Selain itu, desa memiliki kewenangan hak asal usul dan kewenangan skala desa untuk memperkuat dirinya sendiri yang tercermin dalam ruh landasan UU Desa No.6 tahun 2014, menurutnya di sini peran penting Perguruan Tinggi mengisi ruh tersebut. Setidaknya ada empat point utama yang bisa disentuh dan disumbang Perguruan Tinggi.
Pertama, tradisi riset yang kuat di Perguruan Tinggi. Diharapkan riset yang hendak dilakukan lebih banyak porsinya pada riset partisipatif. Menurutnya kerapkali kesalahan dalam mengidentifikasi masalah yang muncul di perdesaan adalah riset yang berjarak dengan objek yang menjadi bahan kajian.

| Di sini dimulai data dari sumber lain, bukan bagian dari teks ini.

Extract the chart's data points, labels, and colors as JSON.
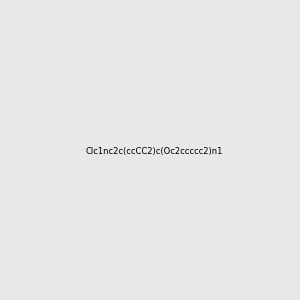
{
  "smiles": "Clc1nc2c(ccCC2)c(Oc2ccccc2)n1",
  "title": "",
  "bg_color": "#e8e8e8",
  "bond_color": "#000000",
  "N_color": "#0000ff",
  "O_color": "#ff0000",
  "Cl_color": "#00cc00",
  "img_size": [
    300,
    300
  ],
  "dpi": 100
}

“Sebisa mungkin riset yang hendak dilakukan itu lebih banyak porsinya pada riset partisipatif yang menempatkan warga desa sebagai bagian dari upaya pencarian atas problem-problem yang muncul itu, bukan riset yang melibatkan kampus sebagai institusi atau orang-orang yang maha tahu atas segala hal masalah di desa. Orang-orang dari kampus dan yang ada di desa itu memiliki kesetaraan merumuskan problem-problem. Sukur-sukur ada eksperimen riset yang terwujud dalam kegiatan action riset sehingga riset itu bisa bermanfaat.”
Kedua, Pendampingan, dalam beberapa hal pokok menjadi prioritas. Contohnya seperti KKN Tematik dan Pendamping Desa. Saat ini Kemendesa PDTT sudah menerjunkan 3000 pendamping. Tenaga Ahli kabupaten sebanyak 11-12 ribu orang, tenaga pendamping desa di kecamatan 4-5 ribu, pendamping lokal desa 18 ribu. Menurutnya jika KKN Tematik dan Pendaming desa bisa berkolaborasi maka akan menjadi kekuatan yang besar.

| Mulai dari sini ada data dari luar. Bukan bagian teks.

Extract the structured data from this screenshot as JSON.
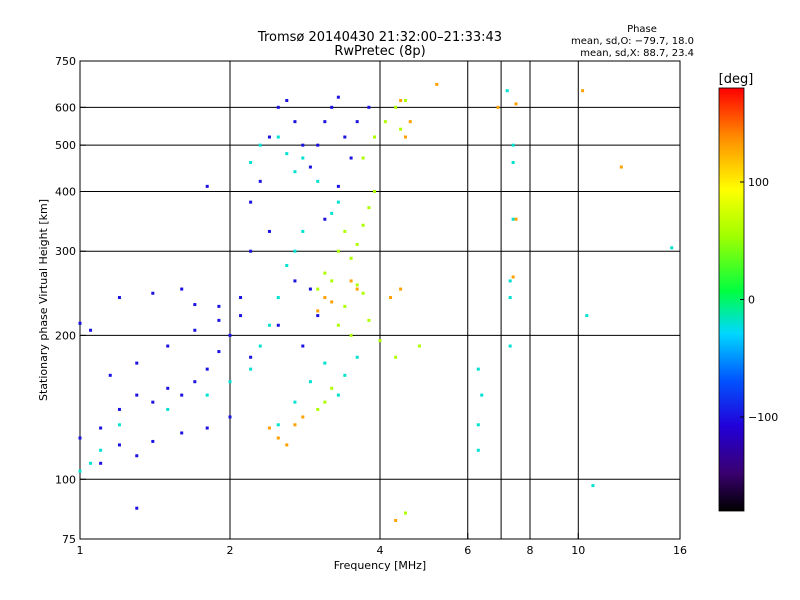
{
  "chart_data": {
    "type": "scatter",
    "title": "Tromsø 20140430 21:32:00–21:33:43",
    "subtitle": "RwPretec (8p)",
    "xlabel": "Frequency [MHz]",
    "ylabel": "Stationary phase Virtual Height [km]",
    "x_scale": "log",
    "y_scale": "log",
    "xlim": [
      1,
      16
    ],
    "ylim": [
      75,
      750
    ],
    "x_ticks": [
      1,
      2,
      4,
      6,
      8,
      10,
      16
    ],
    "x_tick_labels": [
      "1",
      "2",
      "4",
      "6",
      "8",
      "10",
      "16"
    ],
    "x_gridlines": [
      2,
      4,
      6,
      7,
      8,
      10
    ],
    "y_ticks": [
      75,
      100,
      200,
      300,
      400,
      500,
      600,
      750
    ],
    "y_tick_labels": [
      "75",
      "100",
      "200",
      "300",
      "400",
      "500",
      "600",
      "750"
    ],
    "grid": true,
    "phase_stats": {
      "heading": "Phase",
      "o_line": "mean, sd,O: −79.7, 18.0",
      "x_line": "mean, sd,X:  88.7, 23.4"
    },
    "colorbar": {
      "label": "[deg]",
      "range": [
        -180,
        180
      ],
      "ticks": [
        100,
        0,
        -100
      ],
      "tick_labels": [
        "100",
        "0",
        "−100"
      ],
      "colormap": "rainbow (black-purple-blue-cyan-green-yellow-orange-red)"
    },
    "series": [
      {
        "phase": -100,
        "points": [
          [
            1.0,
            122
          ],
          [
            1.1,
            128
          ],
          [
            1.2,
            140
          ],
          [
            1.3,
            150
          ],
          [
            1.4,
            145
          ],
          [
            1.5,
            155
          ],
          [
            1.6,
            150
          ],
          [
            1.7,
            160
          ],
          [
            1.8,
            170
          ],
          [
            1.9,
            185
          ],
          [
            2.0,
            200
          ],
          [
            2.1,
            240
          ],
          [
            2.2,
            300
          ],
          [
            2.3,
            420
          ],
          [
            2.4,
            520
          ],
          [
            2.5,
            600
          ],
          [
            2.6,
            620
          ],
          [
            2.7,
            560
          ],
          [
            2.8,
            500
          ],
          [
            2.9,
            450
          ],
          [
            3.0,
            500
          ],
          [
            3.1,
            560
          ],
          [
            3.2,
            600
          ],
          [
            3.3,
            630
          ],
          [
            3.4,
            520
          ],
          [
            3.5,
            470
          ],
          [
            1.2,
            240
          ],
          [
            1.4,
            245
          ],
          [
            1.6,
            250
          ],
          [
            1.7,
            232
          ],
          [
            1.9,
            230
          ],
          [
            2.1,
            220
          ],
          [
            1.15,
            165
          ],
          [
            1.3,
            175
          ],
          [
            1.5,
            190
          ],
          [
            1.7,
            205
          ],
          [
            1.9,
            215
          ],
          [
            1.0,
            212
          ],
          [
            1.05,
            205
          ],
          [
            1.2,
            118
          ],
          [
            1.4,
            120
          ],
          [
            1.6,
            125
          ],
          [
            1.8,
            128
          ],
          [
            2.0,
            135
          ],
          [
            1.1,
            108
          ],
          [
            1.3,
            112
          ],
          [
            2.2,
            380
          ],
          [
            2.4,
            330
          ],
          [
            2.7,
            260
          ],
          [
            2.9,
            250
          ],
          [
            3.1,
            350
          ],
          [
            3.3,
            410
          ],
          [
            3.6,
            560
          ],
          [
            3.8,
            600
          ],
          [
            2.2,
            180
          ],
          [
            2.5,
            210
          ],
          [
            2.8,
            190
          ],
          [
            3.0,
            220
          ],
          [
            1.3,
            87
          ],
          [
            1.8,
            410
          ]
        ]
      },
      {
        "phase": -20,
        "points": [
          [
            1.0,
            104
          ],
          [
            1.05,
            108
          ],
          [
            1.1,
            115
          ],
          [
            1.2,
            130
          ],
          [
            1.5,
            140
          ],
          [
            1.8,
            150
          ],
          [
            2.0,
            160
          ],
          [
            2.2,
            170
          ],
          [
            2.3,
            190
          ],
          [
            2.4,
            210
          ],
          [
            2.5,
            240
          ],
          [
            2.6,
            280
          ],
          [
            2.7,
            300
          ],
          [
            2.8,
            330
          ],
          [
            2.5,
            520
          ],
          [
            2.6,
            480
          ],
          [
            2.7,
            440
          ],
          [
            2.8,
            470
          ],
          [
            3.0,
            420
          ],
          [
            3.2,
            360
          ],
          [
            3.3,
            380
          ],
          [
            2.2,
            460
          ],
          [
            2.3,
            500
          ],
          [
            2.9,
            160
          ],
          [
            3.1,
            175
          ],
          [
            3.3,
            150
          ],
          [
            3.4,
            165
          ],
          [
            3.6,
            180
          ],
          [
            2.7,
            145
          ],
          [
            2.5,
            130
          ],
          [
            7.4,
            460
          ],
          [
            7.4,
            500
          ],
          [
            7.4,
            350
          ],
          [
            7.3,
            260
          ],
          [
            7.3,
            240
          ],
          [
            7.3,
            190
          ],
          [
            6.3,
            170
          ],
          [
            6.4,
            150
          ],
          [
            6.3,
            130
          ],
          [
            6.3,
            115
          ],
          [
            7.2,
            650
          ],
          [
            15.4,
            305
          ],
          [
            10.7,
            97
          ],
          [
            10.4,
            220
          ]
        ]
      },
      {
        "phase": 60,
        "points": [
          [
            3.2,
            260
          ],
          [
            3.3,
            300
          ],
          [
            3.4,
            330
          ],
          [
            3.5,
            290
          ],
          [
            3.6,
            310
          ],
          [
            3.7,
            340
          ],
          [
            3.8,
            370
          ],
          [
            3.9,
            400
          ],
          [
            3.7,
            470
          ],
          [
            3.9,
            520
          ],
          [
            4.1,
            560
          ],
          [
            4.3,
            600
          ],
          [
            4.5,
            620
          ],
          [
            4.4,
            540
          ],
          [
            3.0,
            140
          ],
          [
            3.1,
            145
          ],
          [
            3.2,
            155
          ],
          [
            3.3,
            210
          ],
          [
            3.4,
            230
          ],
          [
            3.5,
            200
          ],
          [
            3.0,
            250
          ],
          [
            3.1,
            270
          ],
          [
            3.6,
            255
          ],
          [
            3.7,
            245
          ],
          [
            3.8,
            215
          ],
          [
            4.0,
            195
          ],
          [
            4.3,
            180
          ],
          [
            4.5,
            85
          ],
          [
            4.8,
            190
          ]
        ]
      },
      {
        "phase": 130,
        "points": [
          [
            2.4,
            128
          ],
          [
            2.5,
            122
          ],
          [
            2.6,
            118
          ],
          [
            2.7,
            130
          ],
          [
            2.8,
            135
          ],
          [
            3.0,
            225
          ],
          [
            3.1,
            240
          ],
          [
            3.2,
            235
          ],
          [
            3.5,
            260
          ],
          [
            3.6,
            250
          ],
          [
            4.5,
            520
          ],
          [
            4.6,
            560
          ],
          [
            4.4,
            620
          ],
          [
            4.2,
            240
          ],
          [
            4.4,
            250
          ],
          [
            5.2,
            670
          ],
          [
            6.9,
            600
          ],
          [
            7.5,
            610
          ],
          [
            7.5,
            350
          ],
          [
            7.4,
            265
          ],
          [
            12.2,
            450
          ],
          [
            10.2,
            650
          ],
          [
            4.3,
            82
          ]
        ]
      }
    ]
  }
}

“Tentu saja pendamping dan organ-organ yang kita indeksikan bukan dalam posisi untuk menggantikan tugas-tugas atau kegiatan yang seharusnya dilakukan perangkat desa atau warga desa.”

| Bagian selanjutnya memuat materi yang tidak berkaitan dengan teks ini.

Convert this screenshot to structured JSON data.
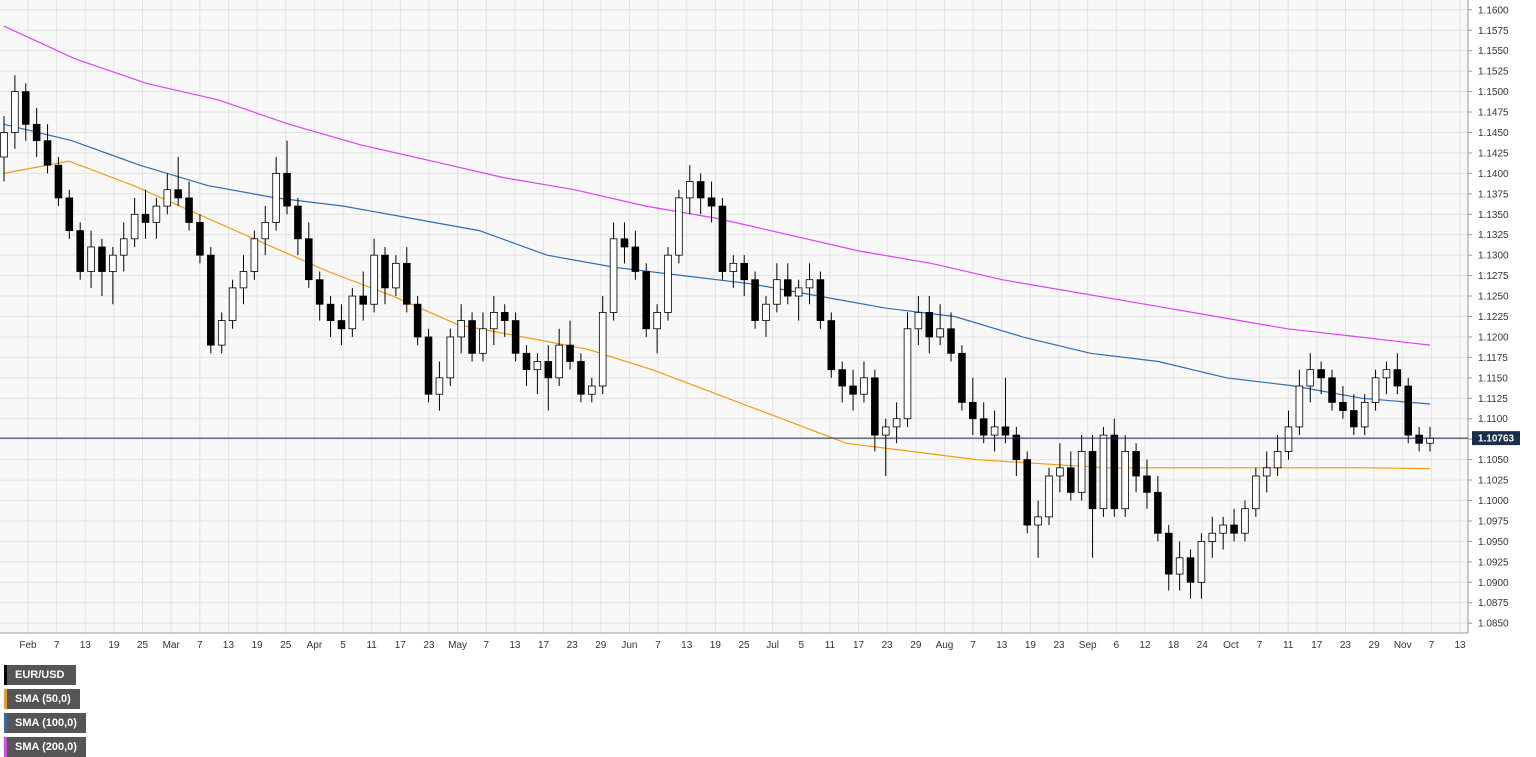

Ia menambahkan dengan adanya pendampingan ini bukan berarti terciptanya ketergantungan. Ia melihat satire, desa membutuhkan pendampingan di saat desa sudah terbentuk puluhan tahun yang semestinya program-program di desa berhasil dan sudah bisa merumuskan secara mandiri apa yang dilakukan di desa bukan malah menjadi ketergantungan. Ia berharap kedepannya akan tercipta kader desa yang organik melalui peran dari Perguruan Tinggi ini.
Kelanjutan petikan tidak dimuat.